One could argue that this is a clear case of what Habermas and Marcuse viewed as the colonization of the political sphere by economic imperatives. The public justification that the delay will “give industry time to adapt” masks something much more sinister: a power asymmetry where multinational AI corporations, thanks to their command over data and computations power and infrastructure, have greater discursive leverage than the democratic institutions that are supposedly put in place to regulate them.
If the laws are meant to safeguard communicative rationality in a free society, offering its citizens the ability to deliberate about technology, the formulation of why the Act is delayed masks the democratic institutions’ blatant yielding to technocratic bargaining between the European claimed human-centric approach versus that of Silicon Valley with its complete focus on economic gain at the cost of citizens’ integrity and safety.
Therefore, the deferral of the EU AI Act is not a bureaucratic glitch but a symptom of a broader issue: capitalism’s drive for innovation and financial gain continuously outruns the normative frameworks designed to harness it.
Footnotes & References
- Rankin, J. EU could water down AI Act amid pressure from Trump and big tech.
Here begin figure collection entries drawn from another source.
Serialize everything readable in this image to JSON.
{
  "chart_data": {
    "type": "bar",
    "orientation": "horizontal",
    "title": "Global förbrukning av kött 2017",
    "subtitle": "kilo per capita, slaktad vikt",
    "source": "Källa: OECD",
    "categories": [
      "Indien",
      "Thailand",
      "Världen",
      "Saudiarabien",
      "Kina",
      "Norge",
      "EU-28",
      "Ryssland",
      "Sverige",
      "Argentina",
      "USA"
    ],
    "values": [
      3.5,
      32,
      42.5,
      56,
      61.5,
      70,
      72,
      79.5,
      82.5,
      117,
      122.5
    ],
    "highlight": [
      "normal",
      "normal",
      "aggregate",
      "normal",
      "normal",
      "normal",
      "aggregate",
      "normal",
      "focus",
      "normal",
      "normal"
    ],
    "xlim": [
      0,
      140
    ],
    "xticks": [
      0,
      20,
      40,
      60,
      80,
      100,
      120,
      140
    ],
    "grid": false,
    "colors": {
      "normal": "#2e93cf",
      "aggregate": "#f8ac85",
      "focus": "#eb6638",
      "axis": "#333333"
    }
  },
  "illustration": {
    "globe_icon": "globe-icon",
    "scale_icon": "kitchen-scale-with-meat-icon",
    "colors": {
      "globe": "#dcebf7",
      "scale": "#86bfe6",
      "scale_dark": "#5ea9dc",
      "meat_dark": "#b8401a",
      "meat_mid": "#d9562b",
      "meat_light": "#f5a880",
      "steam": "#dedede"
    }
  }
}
The Guardian 2025.
- Nolan, B. EU considers weakening landmark AI Act amid pressure from Trump and U.S. tech giants, news report says. Fortune 2025.
- Reuters, EU weighs pausing parts of landmark AI act in face of US and big tech pressure, FT reports. Reuters 2025.
- Chee, F. Y. and Mukherjee, S. Code of practice to help firms comply with AI rules may apply end 2025, EU says. Reuters 2025.
- Financial Times. EU set to water down landmark AI act after Big Tech pressure. Financial Times 2025.
- Reuters. Tech lobby group urges EU leaders to pause AI Act. Reuters 2025.
- European Commission. Regulation (EU) 2024/1689 of the European Parliament and of the Council of 13 June 2024 laying down harmonised rules on artificial intelligence and amending Regulations (EC) No 300/2008, (EU) No 167/2013, (EU) No 168/2013, (EU) 2018/858, (EU) 2018/1139 and (EU) 2019/2144 and Directives 2014/90/EU, (EU) 2016/797 and (EU) 2020/1828 (Artificial Intelligence Act) (Text with EEA relevance). EC 2024.